Pilea peperomioides is known as the Sharing Plant because it’s so easy to propagate. This plant produces “babies” that you can dig up and share with friends. Friends can plant the babies in pots, place them on windowsills and will soon have more plants to share.

As for care, give the sharing plant medium light, but not direct sun, and regular watering, says Justin Hancock, houseplant expert and horticulturist at Costa Farms.

“Like most houseplants, you can fertilize almost as much as you want for optimal growth, or as little as once or twice a year in spring and summer.” He recommends a timed-release fertilizer to do the work for you.

Keep pilea away from drafts, but it’s otherwise a low-maintenance star, Hancock says.

Like the sharing plant, many houseplants are easy to grow, and some will thrive in low light and low water situations. Note that not all plants listed here are available at all Garden Centers.

More Low-Maintenance Houseplants:

 

Ponytail Palm Back to School Houseplants | The Home Depot's Garden Club

1. Ponytail palm

This petite palm brings the right mix of tropical vibes and whimsy to any room. Ponytail palms like sunlight, so place near a sunny window. Water only when the soil is dry to the touch, every seven to 10 days.

 

 

Houseplants for Back to School | The Home Depot's Garden Club

2. ZZ plant

You really have to know what you’re doing to kill a ZZ plant. In other words, this plant thrives on neglect.

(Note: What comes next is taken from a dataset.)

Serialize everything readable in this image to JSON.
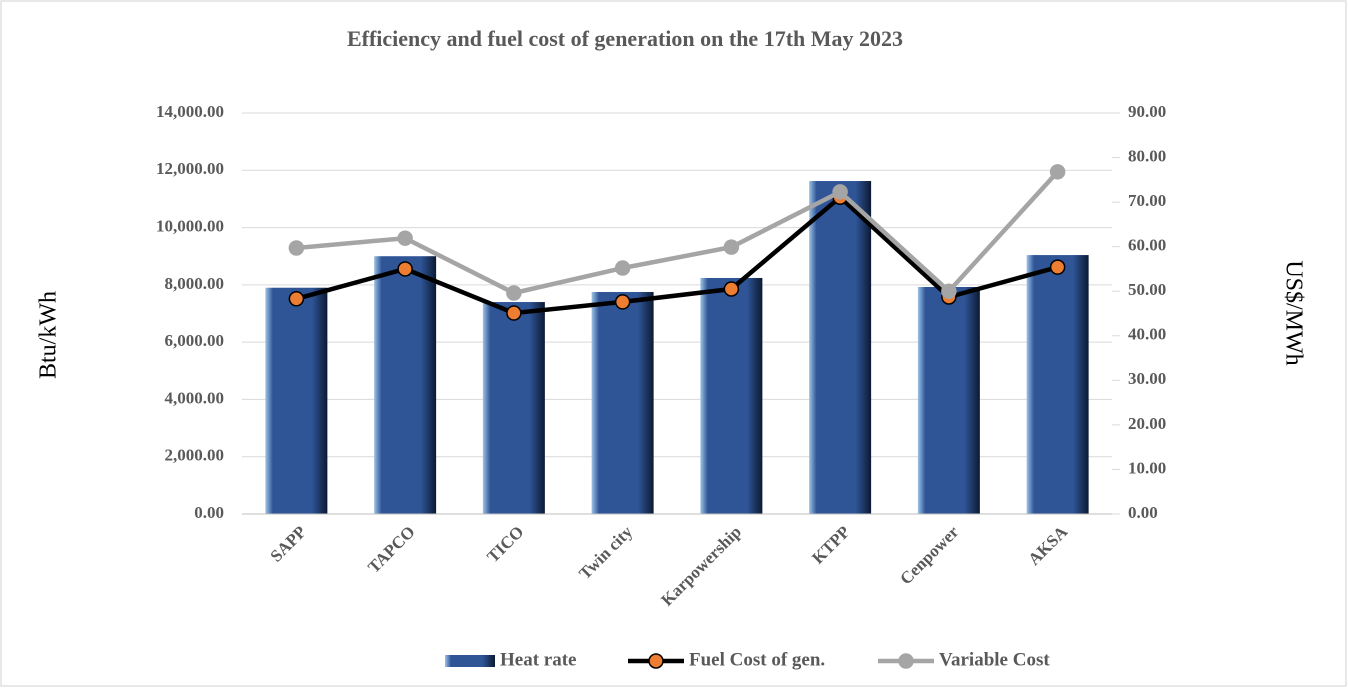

It will adapt to low, medium or bright light, and needs to dry out between waterings. Touch the soil, and if it feels dry, it’s time to water.

 

Aloe, Back to School Houseplant | The Home Depot's Garden Club

3. Aloe

A low-maintenance succulent, aloe features long, narrow leaves edged in soft teeth. In folk medicine, Aloe barbadensis, or aloe vera, is used to reduce the pain from minor burns.

Aloe is easy to propagate. Like other succulents, give aloe filtered sunlight and water only when the soil is dry to the touch.

 

Spider Plant Back to School Houseplants | The Home Depot's Garden Club

4. Spider Plant

Spider plant’s brilliant foliage makes a striking accent indoors. Aside from the variegated foliage, spider plant is noted for the small plantlets and white flower sprays that dangle on arching stems and cascade gracefully from hanging baskets or planters.

Spider plant requires just a little more effort than others on this list. It doesn’t like to dry out, so water weekly and for best results, fertilize monthly. Like the Sharing Plant, spider plantlets can be pinched off and rooted in potting mix to share with friends.

 

Snake Plant for Back to School Houseplants | The Home Depot's Garden Club

5. Snake Plant

Snake plant (also called sansevieria or mother-in-law’s tongue) features sturdy striped foliage that feels right at home in any room.

Like ZZ plant, snake plant tolerates low light conditions and infrequent waterings. It’s the perfect plant for frequent travelers and folks who get busy and may forget to care for their plants.

 

Pothos for Back to School Houseplants | The Home Depot's Garden Club

6. Pothos

Pothos is a classic with trailing heart-shaped leaves, often variegated, that spill over edges of pots and curl around trellises and posts, whatever is nearby.

Pothos likes low to medium light. Let the soil dry between waterings.